2018. 9月

米国 トランプ大統領の
「Global Gag Rule(口封じの世界ルール)」再導入令に、
世界中の女性が立ち上がった! そのT

 

 2017年1月23日、トランプ大統領(共和党)は、就任直後の本格的な執務第1日目に、「メキシコシティ政策」再導入の大統領令に署名した。
 メキシコシティ政策とは、1984年、メキシコシティで開催された国連主催第2回「国際人口会議」の席上、当時のロナルド・レーガン大統領(共和党)が行った宣言だ。その宣言とは、世界中の各国および地域が行っている「健康に関する支援活動」の中でも、特に、人工妊娠中絶に関する情報・教育・カウンセリング・中絶の実施・術後のケア、中絶合法化のロビィング活動を実施している非政府組織(NGO)に対し、米国連邦の助成金(当時 約5億7500万ドル)を用いることを禁ずる、というものだ―アメリカ合衆国・国際開発庁は、国際家族計画連盟(IPPF)をはじめ各国の加盟協会他への助成金を提供する世界最大級の組織である。

 ここで、グローバル・ギャグ・ルール」の俗称が、なぜ「口封じの世界ルール」なのか、説明しておこう。gagを辞書で引くと猿ぐつわ(猿が声を出さないように、口にくつわをかけること)とある。つまり、人工妊娠中絶に関する情報も教育もカウンセリングも、ましてや中絶が法的に禁止されている国※における、合法化を目指す女性たちの活動(ロビィング)に、くつわをかける―これが「口封じの世界ルール」と呼ばれる所以である。

■共和党大統領 対 民主党大統領により、繰返される助成金禁止と復活
 ところで、この世界最大級の助成金の大統領令による「禁止」と「復活」は、下図のように、共和党の大統領は禁止令を出し、民主党の大統領になると禁止を撤廃して助成金を出すという闘争になっている。


 次に、図の復活・撤廃の上に「プロ・ライフ派」「プロ・チョイス派」とあるのに注目!「プロ・ライフ派」とは、宗教右派団体を中心とした“人間の生命は受胎の瞬間から存在する、中絶は殺人”という胎児の生命・権利の尊重派。「プロ・チョイス派」とは、1970年代に始まった全米女性機構(NOW)などのフェミニズム運動を基盤とした、“女性の自己決定権としての中絶容認派”だ。
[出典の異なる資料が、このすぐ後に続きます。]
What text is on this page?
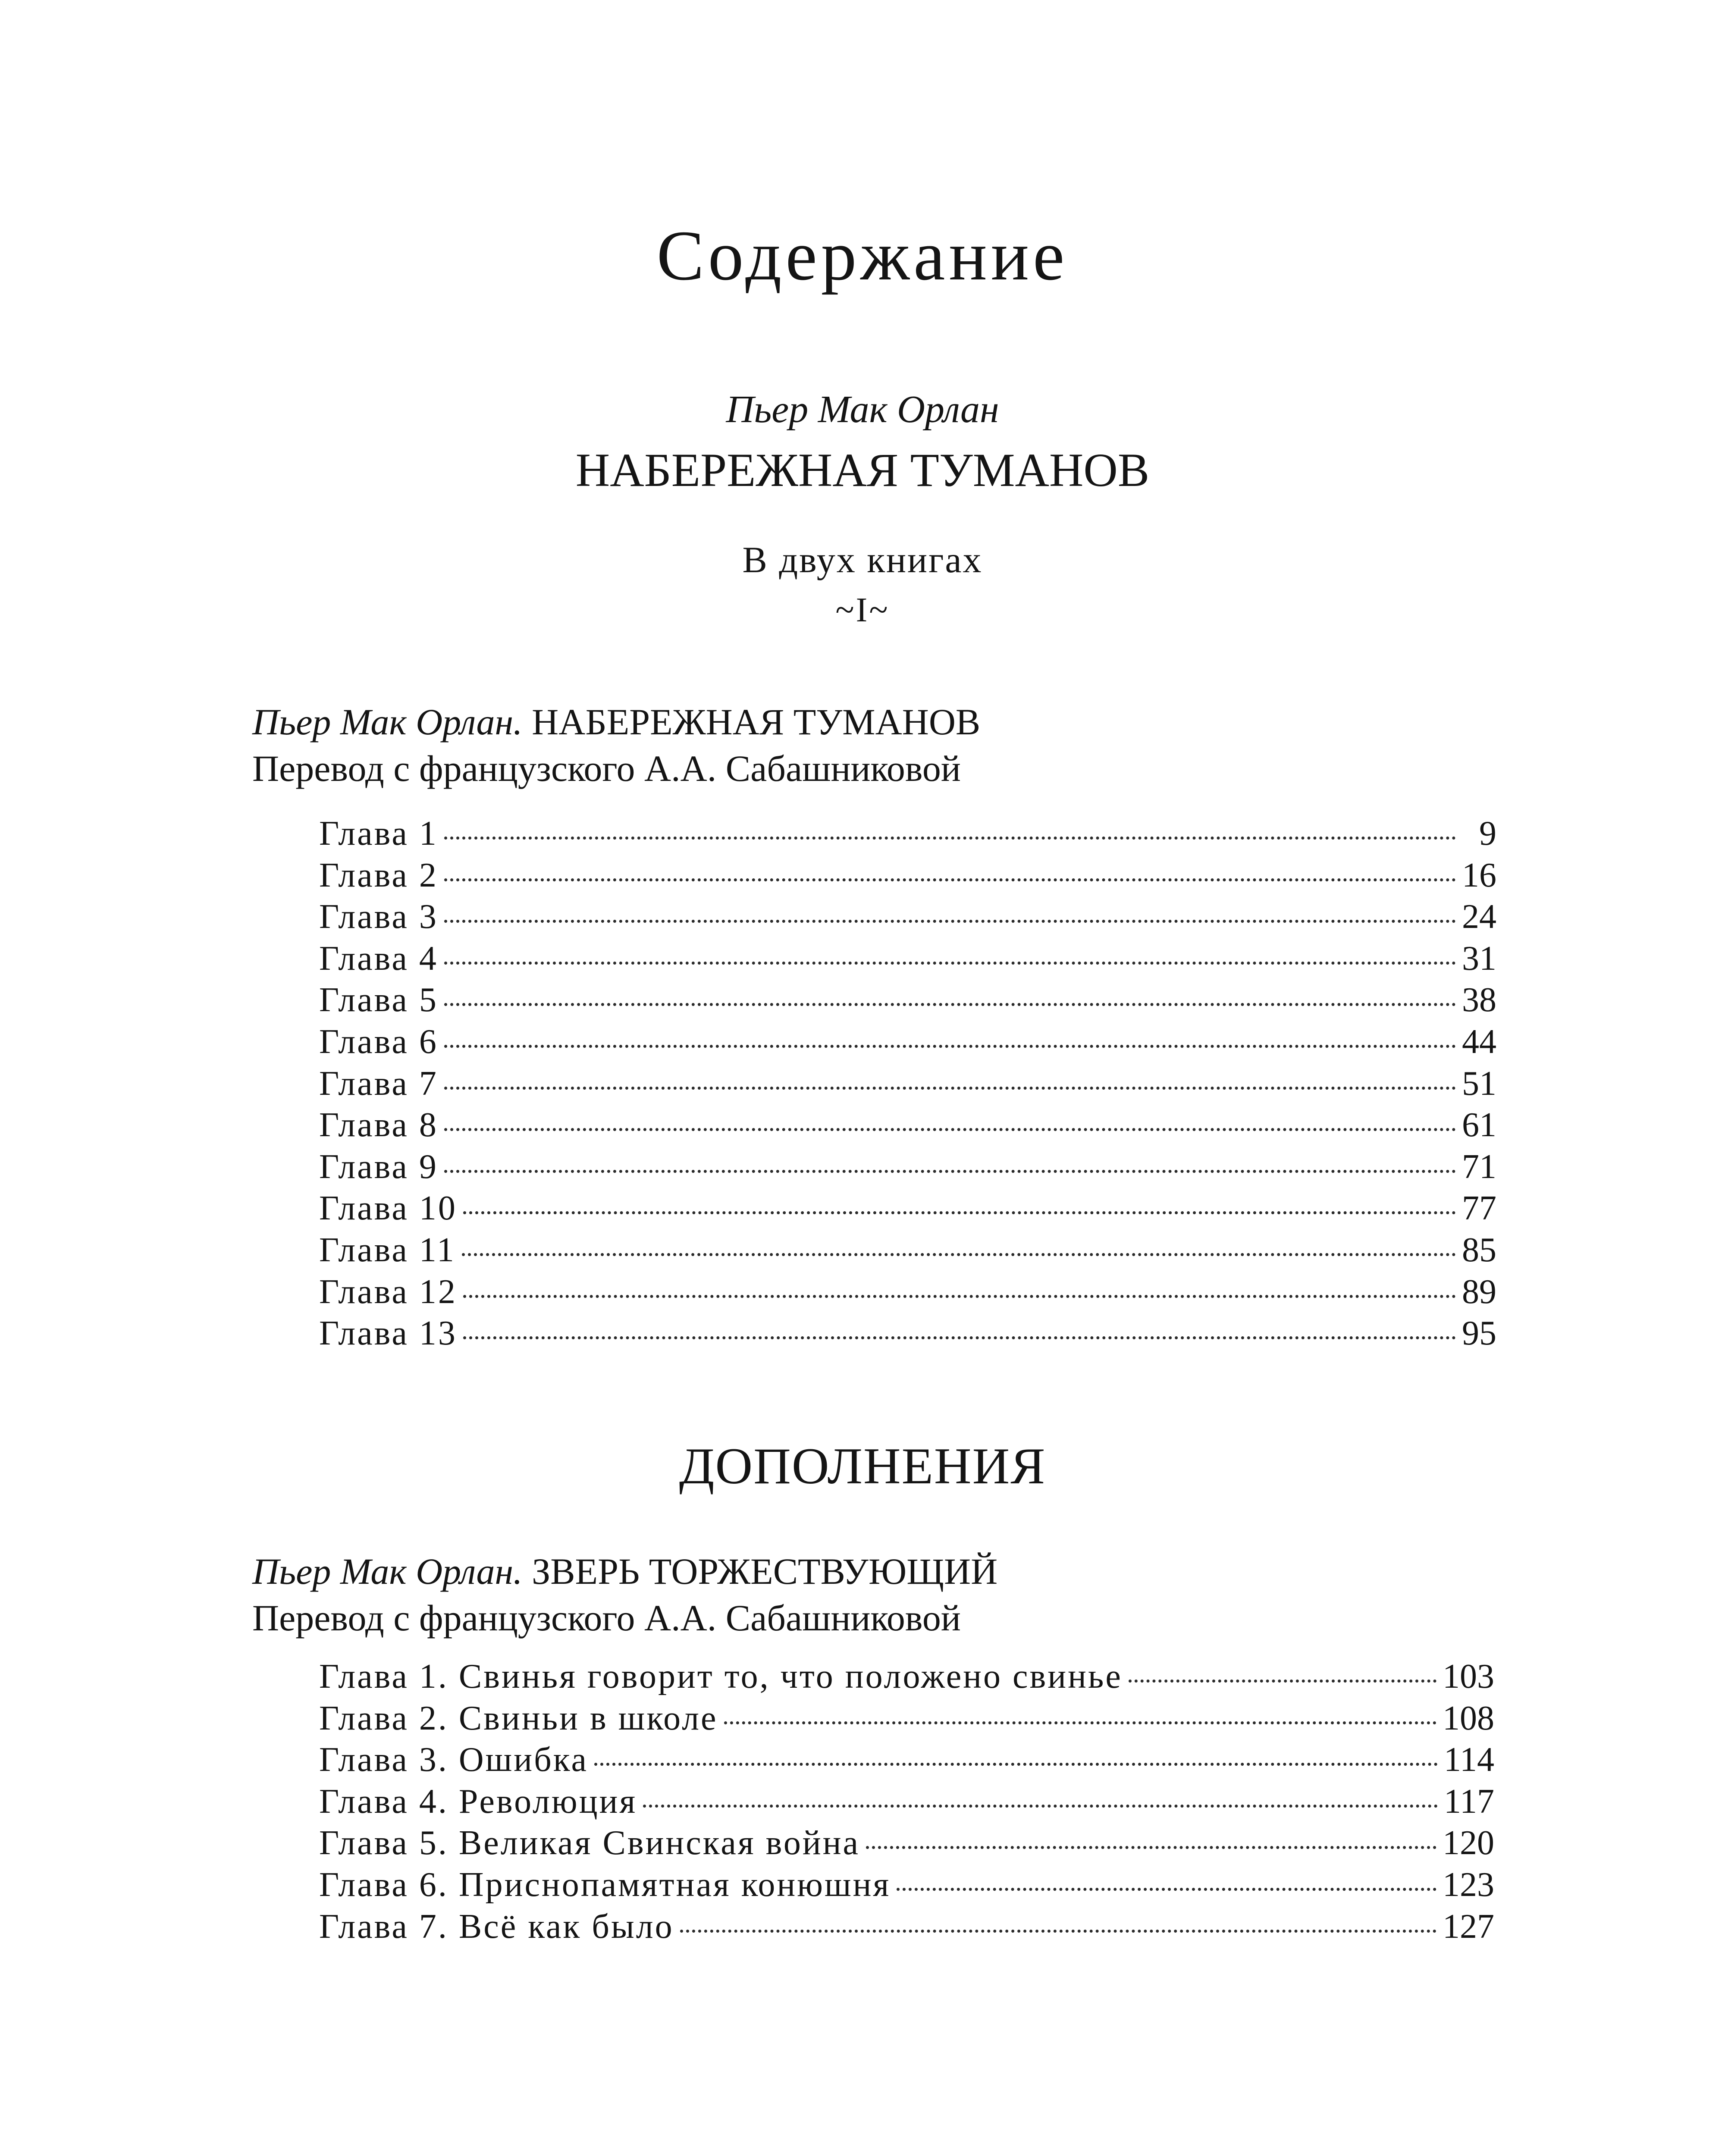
Содержание
Пьер Мак Орлан
НАБЕРЕЖНАЯ ТУМАНОВ
В двух книгах
~I~
Пьер Мак Орлан. НАБЕРЕЖНАЯ ТУМАНОВ
Перевод с французского А.А. Сабашниковой
Глава 1	9
Глава 2	16
Глава 3	24
Глава 4	31
Глава 5	38
Глава 6	44
Глава 7	51
Глава 8	61
Глава 9	71
Глава 10	77
Глава 11	85
Глава 12	89
Глава 13	95
ДОПОЛНЕНИЯ
Пьер Мак Орлан. ЗВЕРЬ ТОРЖЕСТВУЮЩИЙ
Перевод с французского А.А. Сабашниковой
Глава 1. Свинья говорит то, что положено свинье	103
Глава 2. Свиньи в школе	108
Глава 3. Ошибка	114
Глава 4. Революция	117
Глава 5. Великая Свинская война	120
Глава 6. Приснопамятная конюшня	123
Глава 7. Всё как было	127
 つまり、プロ・ライフ派の民衆の支持の許に、あるいはプロ・チョイス派の民衆の支持の許に「大統領選」を闘えば当選する―いわば「中絶反対派」対「中絶容認派」という、女性の健康と権利の選択権を、政治に利用していると言っても過言ではない。しかも、同じ助成金禁止でも、トランプ大統領の禁止令は、1984年にメキシコシティでレーガン大統領が禁止の対象にした家族計画および人口妊娠中絶に関する支援禁止にとどまらず、その対象を母子保健、HIV/AIDS、感染症、結核、マラリア、熱帯病他への保健支援にまで拡大。カットされる助成金は、巨額の総額95億米ドル(日本円にして約9.500億円)にのぼる禁止令である。

■オランダ政府、「国際的中絶基金」設立を発表!
 トランプ大統領の助成金禁止令の動きを受け、オランダ政府は、これに対抗すべく、即、国際的中絶基金“She Decides”(決めるのは彼女自身)の設立を発表。拠出金1,000万ユーロを約束した。
 ついで2017年3月2日、オランダ、ベルギー、スウェーデン、デンマーク政府共同主催、日本を含む50カ国以上が参加する国際会議をブリュッセルで開催。
 この会議で合意した国々の拠出金および世界中のドナーによる寄付金2億2,300万ユーロを基金として、国連、国際会議、NGOに分配される―と発表。ついでカナダ政府は、3月8日の「国際女性デー」に「リプロダクティブヘルス/ライツ」のNGO機関に対し追加金6億5,000万ドルの支援を表明。日本政府(外務省)も3月28日(米政府への明言を避けながら)、国連人口基金(UNFPA)と国際家族計画連盟(IPPF)への拠出、約2,800万ドルを発表した。
 しかし、これらの世界各国の拠出金は、米国が打ち切った助成金95億米ドルの足許にも及ばない。世界中の女性たちは、一斉に立ち上がった!